If you have ever listened to really any Pink Floyd you know that it’s essentially a damnable sin to cherry pick songs. Dark Side of the Moon is written as an album. You don’t just get to decide that you only feel like hearing “Money” right now. Who do you think you are? Continuity of listening is one thing on a long list that Pink Floyd demands of its audience; Yakima’s excellent contribution to the Northwest’s musical landscape, Pastel Motel, is no different in this respect. A self-styled “prog-pop” band, Pastel Motel is ambitious and asks that its audience mirror that ambition. In today’s world where we store half our brains digitally, processing thoughts in dozens of mental tabs running in parallel, we often don’t have the RAM required to run hefty .exe files like Pastel Motel’s May 2016 self-released E. A St. Close a few of those tabs, push play with some half decent headphones, chill out, and engage. Now that you’ve done this you are ready for a truly worthwhile experience. I shall now dispense with the preaching and commence with the exposition.
E. A St. (rather impressively engineered, produced, and mixed by the band, though mastered by Troy Glessner) begins with the short introduction, “Time Traveling,” a psychedelic groove jam, complete with synthesized sitar sounds. It breaks off suddenly, as if this time travel were interrupted by the same cataclysmic event that is the background for “Animalism (Parts 1-3).” This song, clocking in at 16:38, begins with a relatively short vocally centered piece in which Ryan Maxey describes a devolutionary process instigated by a nuclear war. Cities are abandoned, skyscrapers are left behind as “tombs”– monuments to mankind’s hubris, and humans swiftly revert back to animals. This section quickly breaks down into a long ethereal instrumental that underscores the insignificance of civilization relative to the long scope of deep time. “Animalism” is the high point of the record to my taste, though the ensuing tracks are all excellent for different reasons. Pastel Motel’s appeal to many sensibilities is a testament to their virtuosic control of genric sense. “Blanket” is a rather poppy single-length song about the gradual dissolution of a relationship. The speaker is the one we hear being victimized by time and the “staleness” of the relationship but when Ryan Maxey’s character sings “You don’t keep me warm anymore” the blanket metaphor implicates himself. The speaker has left the object of his affections worn and threadbare; used up.

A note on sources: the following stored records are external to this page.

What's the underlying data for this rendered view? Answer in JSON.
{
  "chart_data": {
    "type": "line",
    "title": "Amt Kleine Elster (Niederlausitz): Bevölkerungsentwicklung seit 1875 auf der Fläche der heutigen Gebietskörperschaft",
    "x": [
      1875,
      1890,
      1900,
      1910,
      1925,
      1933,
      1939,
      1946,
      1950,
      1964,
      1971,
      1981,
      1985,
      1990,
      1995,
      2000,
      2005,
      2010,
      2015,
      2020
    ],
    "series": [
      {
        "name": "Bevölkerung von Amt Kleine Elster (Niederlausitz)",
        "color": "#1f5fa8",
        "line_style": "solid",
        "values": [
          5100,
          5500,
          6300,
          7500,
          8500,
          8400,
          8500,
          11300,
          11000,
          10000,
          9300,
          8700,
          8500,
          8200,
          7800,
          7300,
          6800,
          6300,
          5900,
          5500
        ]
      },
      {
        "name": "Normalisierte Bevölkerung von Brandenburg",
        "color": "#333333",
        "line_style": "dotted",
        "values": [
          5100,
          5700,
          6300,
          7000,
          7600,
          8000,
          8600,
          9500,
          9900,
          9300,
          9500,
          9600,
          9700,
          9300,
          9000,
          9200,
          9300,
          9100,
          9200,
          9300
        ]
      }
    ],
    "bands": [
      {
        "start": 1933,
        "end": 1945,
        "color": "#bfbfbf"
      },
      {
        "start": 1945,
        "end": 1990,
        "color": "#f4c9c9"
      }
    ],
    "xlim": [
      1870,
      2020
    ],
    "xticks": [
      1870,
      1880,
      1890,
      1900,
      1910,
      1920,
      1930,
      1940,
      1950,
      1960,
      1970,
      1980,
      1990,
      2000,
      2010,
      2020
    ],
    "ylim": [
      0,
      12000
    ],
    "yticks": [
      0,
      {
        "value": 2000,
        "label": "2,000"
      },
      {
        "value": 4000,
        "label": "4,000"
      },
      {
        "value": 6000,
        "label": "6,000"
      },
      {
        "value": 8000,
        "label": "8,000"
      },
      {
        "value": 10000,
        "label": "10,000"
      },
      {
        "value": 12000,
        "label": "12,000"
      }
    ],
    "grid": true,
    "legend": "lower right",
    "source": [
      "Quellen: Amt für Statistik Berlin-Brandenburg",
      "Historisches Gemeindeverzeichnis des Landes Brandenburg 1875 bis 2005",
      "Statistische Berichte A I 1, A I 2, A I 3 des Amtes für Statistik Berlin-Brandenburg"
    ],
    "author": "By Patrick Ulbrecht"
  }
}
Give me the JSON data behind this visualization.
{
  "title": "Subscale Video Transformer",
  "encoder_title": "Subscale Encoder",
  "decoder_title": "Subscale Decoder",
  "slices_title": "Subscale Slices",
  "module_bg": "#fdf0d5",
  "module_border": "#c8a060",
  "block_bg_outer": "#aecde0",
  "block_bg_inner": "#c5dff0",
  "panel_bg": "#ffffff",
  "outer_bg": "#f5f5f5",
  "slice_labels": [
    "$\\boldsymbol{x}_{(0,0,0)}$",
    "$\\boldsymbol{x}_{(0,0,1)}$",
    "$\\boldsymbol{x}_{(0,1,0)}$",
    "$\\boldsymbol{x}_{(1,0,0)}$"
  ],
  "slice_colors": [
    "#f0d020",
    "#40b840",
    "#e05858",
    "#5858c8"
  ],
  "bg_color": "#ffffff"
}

The title track is a hefty 19:40 work subdivided into twelve sections. Each subtitle is part of a continuous poem. East A Street in Yakima is nothing particularly special. You can go down the length of it on Google Maps (as I immediately did) if you like. For most of its length, it’s a one way road that terminates downtown. Ricky Maxey (Ryan’s cousin) describes Yakima’s dual nature while simultaneously exploring the split nature of his heroine. I remember once staying at a hotel there for a conference. I went out for a smoke and was quickly accosted by the woman at the front desk of our hotel. “Please don’t walk around at night, there is a lot of gang activity here,” she said. Perhaps she was being dramatic but there is certainly a dark side to the “Palm Springs of Washington” (though what could be darker than Palm Springs really? What a depressing place). Dichotomies are couched within dichotomies.
E. A St. evokes a strong sense of claustrophobia with small town America. Yet, as shown in the penultimate track “Exit 84,” escaping isn’t a matter of place or even time; it’s not something that can be willed. The speaker of “Exit 84” leaves Yakima for the mountains, soon needing to move further onto the “forest’s edge.” The assumption is, of course, that the journey doesn’t stop here. Nor is it likely that Pastel Motel’s musical exploration will end here. They will use the constant nagging existential dissatisfaction to fuel further experimentation and further evolution.
The instrumentation on E. A St. will not disappoint. The tones are varied to match the pathos of the given song. The vocals are good– reminiscent of Silversun Pickups’ better (read: more honest) moments or even Seattle’s own The Pale Pacific. If you do feel the need to sin mortally, “Deprivation” is a great single serving rocker that counterpoints the softness of opener “Time Traveling” quite well. Seriously though, do yourself a favor. Reserve some time and give the whole album a careful listen. It’s well worth it.